Savage Tide blew my socks off when i first read it. I ran it and loved it (the game broke down around 15th level for unrelated reasons), but it did have structural problems that made the modules as written often incompatible with what reasonable PCs would do. It blithely assumed PCs would be sailing their ship all over the place even long after getting access to Wind Walk and Teleport, for instance.
 

Zardnaar

Legend
A lot of the 3.x/PF1 APs struggle a bit because they go into level ranges high enough where the ruleset is broken. Combats are first-big-spell-wins, the maths is a mess, and the enormous stat blocks of high-level NPCs or monsters takes up so much space in the page count that the actual story content suffers. This is especially the case for the APs published in Dragon, that all went up to 20th level whereas later PF APs (for 3.x or PF) capped out at around level 15 or so. Still difficult to write, but not QUITE as hard.

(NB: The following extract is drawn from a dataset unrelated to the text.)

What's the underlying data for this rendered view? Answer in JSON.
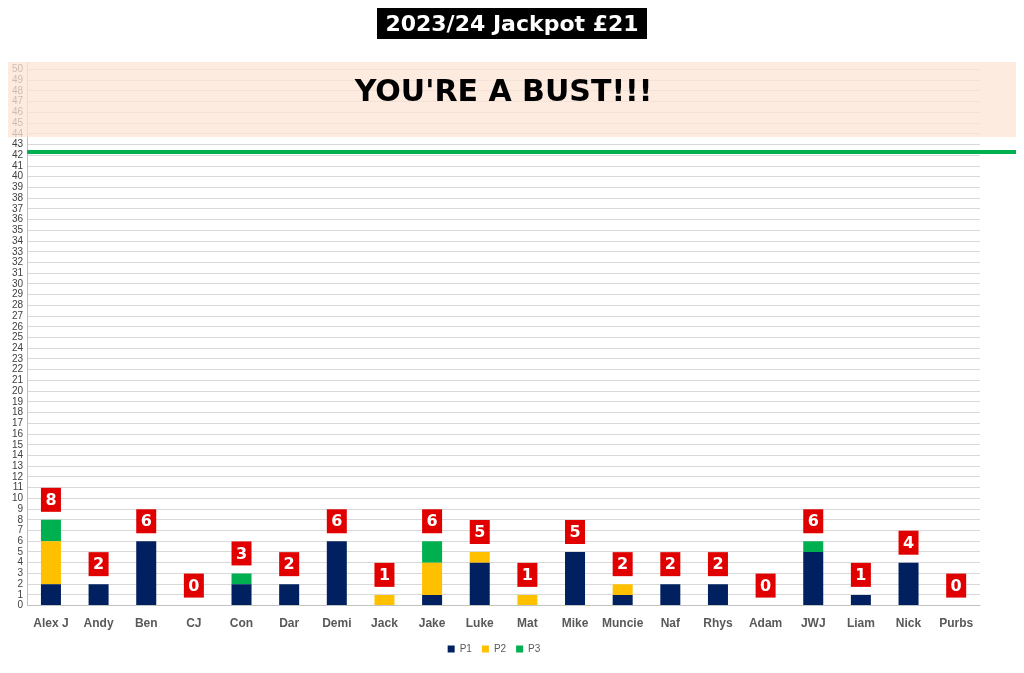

A few of the standard PF story beats irritated me a little as well, and dragged down some otherwise excellent APs. 'Start the campaign in a lovingly and intimately detailed location where your PC is encouraged to have deep roots and lots of connections, which you leave a few levels in and never return to' is one that you find in Rise of the Runelords, Savage Tide, Reign of Winter, Jade Regent. 'Higher-level extraplanar soujourn that doesn't really fit thematically with the rest of the campaign' is another one that shows up in Ironfang Invasion among others. And 'generic quasi-European fantasy PCs go to non-European-coded fantasy country and fix their problems for them' is one we get in Jade Regent, Mummy's Mask, and even Reign of Winter.

Savage Tide blew my socks off when i first read it. I ran it and loved it (the game broke down around 15th level for unrelated reasons), but it did have structural problems that made the modules as written often incompatible with what reasonable PCs would do. It blithely assumed PCs would be sailing their ship all over the place even long after getting access to Wind Walk and Teleport, for instance.

I thought Savage Tide Was great still using Sasserine now.

I just cherry pick various adventures form level 1-10 and drop the rest.